Comments : The Connection

  • 15 years ago

    by Poet on the Piano

    "Opalescent
    Eyes that haunt
    Skinless shivers
    Lips that taunt"

    A stunning opening that grabs the reader's attention and holds it there.

    "Spellbound mind
    Naked soul
    Running wild
    Yet in control"

    Here and in the rest of this piece there is a flawless flow that is so smooth, and perfect rhyming, that is not forced. Excellent descriptions here that tell the reader so much.

    "Fingers trace
    Awakened skin
    The hungry mask
    Of nature's sin"

    Love the wording here, this stanza was well-written as all the others, and you portrayed much imagery.

    "This pounding
    Deep inside her chest
    Spoke volumes
    On all held suppressed"

    Wow, it seriously just gets better and better. Lovely write so far, Beautiful Chaos.

    "Freedom called
    Her ache profound
    I longed to free
    What others bound"

    Not much more I can say, I am running out of words. Wonderful wonderful job.

    "A kiss explodes
    As lips collide
    The hunger freed
    Won't be denied"

    Just the thought of "a kiss explodes" sends so much imagery into my mind, and I thought it was very well-penned. I would have never thought to say that. I also like "lips collide" how sweet.

    "Bodies twist
    Into the night
    Two wrongs melded
    Born one right"

    The ending was beyond perfect, describing how "bodies twist" is so romantic. I like how you mention "two wrongs melded, born one right". How true and heartfelt your words are.

    5/5 from me, I admire your poetry so much.

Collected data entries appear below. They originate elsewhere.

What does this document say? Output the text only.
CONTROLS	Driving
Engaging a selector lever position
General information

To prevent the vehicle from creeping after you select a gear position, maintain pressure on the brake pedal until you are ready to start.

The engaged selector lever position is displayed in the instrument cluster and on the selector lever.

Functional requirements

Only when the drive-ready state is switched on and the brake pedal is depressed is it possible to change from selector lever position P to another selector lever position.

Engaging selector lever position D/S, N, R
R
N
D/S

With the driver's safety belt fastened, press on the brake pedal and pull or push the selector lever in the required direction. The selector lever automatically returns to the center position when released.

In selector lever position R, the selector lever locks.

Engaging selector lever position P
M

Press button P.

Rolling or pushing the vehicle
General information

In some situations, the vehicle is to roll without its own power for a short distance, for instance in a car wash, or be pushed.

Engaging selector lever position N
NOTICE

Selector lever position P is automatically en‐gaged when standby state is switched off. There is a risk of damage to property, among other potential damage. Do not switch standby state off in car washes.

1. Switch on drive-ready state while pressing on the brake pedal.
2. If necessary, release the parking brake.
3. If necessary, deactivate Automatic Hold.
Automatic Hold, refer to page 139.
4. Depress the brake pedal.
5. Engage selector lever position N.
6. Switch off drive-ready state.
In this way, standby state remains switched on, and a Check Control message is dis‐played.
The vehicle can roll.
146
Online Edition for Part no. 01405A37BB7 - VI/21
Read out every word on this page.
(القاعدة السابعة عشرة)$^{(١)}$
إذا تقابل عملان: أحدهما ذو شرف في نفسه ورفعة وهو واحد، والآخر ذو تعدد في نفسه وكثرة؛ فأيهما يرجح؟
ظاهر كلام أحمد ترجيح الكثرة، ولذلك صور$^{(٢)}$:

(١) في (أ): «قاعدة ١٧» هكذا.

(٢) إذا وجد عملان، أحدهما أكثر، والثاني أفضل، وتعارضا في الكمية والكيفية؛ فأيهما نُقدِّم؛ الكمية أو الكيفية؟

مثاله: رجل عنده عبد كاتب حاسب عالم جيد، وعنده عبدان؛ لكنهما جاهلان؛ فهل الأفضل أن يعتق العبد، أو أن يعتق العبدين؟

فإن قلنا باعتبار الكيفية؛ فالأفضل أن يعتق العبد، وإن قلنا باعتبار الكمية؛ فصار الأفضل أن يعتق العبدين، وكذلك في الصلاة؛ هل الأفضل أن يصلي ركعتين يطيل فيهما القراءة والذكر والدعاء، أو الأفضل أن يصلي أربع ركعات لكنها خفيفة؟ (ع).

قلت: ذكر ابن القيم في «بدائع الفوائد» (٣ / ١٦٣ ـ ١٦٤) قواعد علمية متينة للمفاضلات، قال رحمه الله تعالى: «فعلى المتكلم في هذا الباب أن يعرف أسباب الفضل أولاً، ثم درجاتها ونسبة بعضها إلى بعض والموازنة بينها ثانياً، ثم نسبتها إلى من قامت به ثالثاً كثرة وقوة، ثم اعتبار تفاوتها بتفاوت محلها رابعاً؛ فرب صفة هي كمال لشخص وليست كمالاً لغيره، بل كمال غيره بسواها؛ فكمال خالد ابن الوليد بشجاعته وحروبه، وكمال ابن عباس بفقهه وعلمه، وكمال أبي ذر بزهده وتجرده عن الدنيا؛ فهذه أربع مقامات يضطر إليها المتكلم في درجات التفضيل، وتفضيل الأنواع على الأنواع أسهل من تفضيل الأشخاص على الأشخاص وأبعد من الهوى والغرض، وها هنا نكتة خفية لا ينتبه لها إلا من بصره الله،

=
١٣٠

    Keep writing, always and forever...

    ~MaryAnne

  • 15 years ago

    by Nee

    I love it Jenn :)
    At first it gave me such a warm feeling in the inside..and yet you ended it beautifully!
    Great work, as usual :)

    "Freedom called
    Her ache profound
    I longed to free
    What others bound"
    ^My fave line here :) thank you!

    This is such a good write honey.
    Keep it up~

  • 15 years ago

    by Rachel RTVW

    Opalescent
    Eyes that haunt
    Skinless shivers
    Lips that taunt

    Spellbound mind
    Naked soul
    Running wild
    Yet in control

    Fingers trace
    Awakened skin
    The hungry mask
    Of nature's sin

    This pounding (I think it would sound better if you said Relentless pounding
    Deep inside her chest Inside her chest
    Spoke volumes Spoke volumes
    On all held suppressed On all supressed
    to keep in line with the not using too many filler words as you did in the other stanzas)

    Freedom called
    Her ache profound
    I longed to free
    What others bound

    A kiss explodes
    As lips collide
    The hunger freed
    Won't be denied

    Bodies twist
    Into the night
    Two wrongs melded
    Born one right

    The flow and rhythm are great! It is rhymed perfectly, not forced with inversion or just picking any old word just as long as it rhymes. The piece is thought provoking and clever. I love the way the combination of the short syllable lines with just the right amount of fillers sounds when read aloud. I also like the articulate word choice, use of metaphors and vivid imagery. Never disappointed with your unique way of writing about topics many can relate to. Nice job!

  • 15 years ago

    by Ray Smallshaw

    Yet again I am surprised that out of the 300 plus people who read your poem only three others besides me voted for it? It seems ironical to me that a poem of this calibre with such imagery could not open them up to tell you just how good it is, still that s life as a poet .
    I gave you 5/5 for your excellent poem Ray S all I want to say is in the other comments.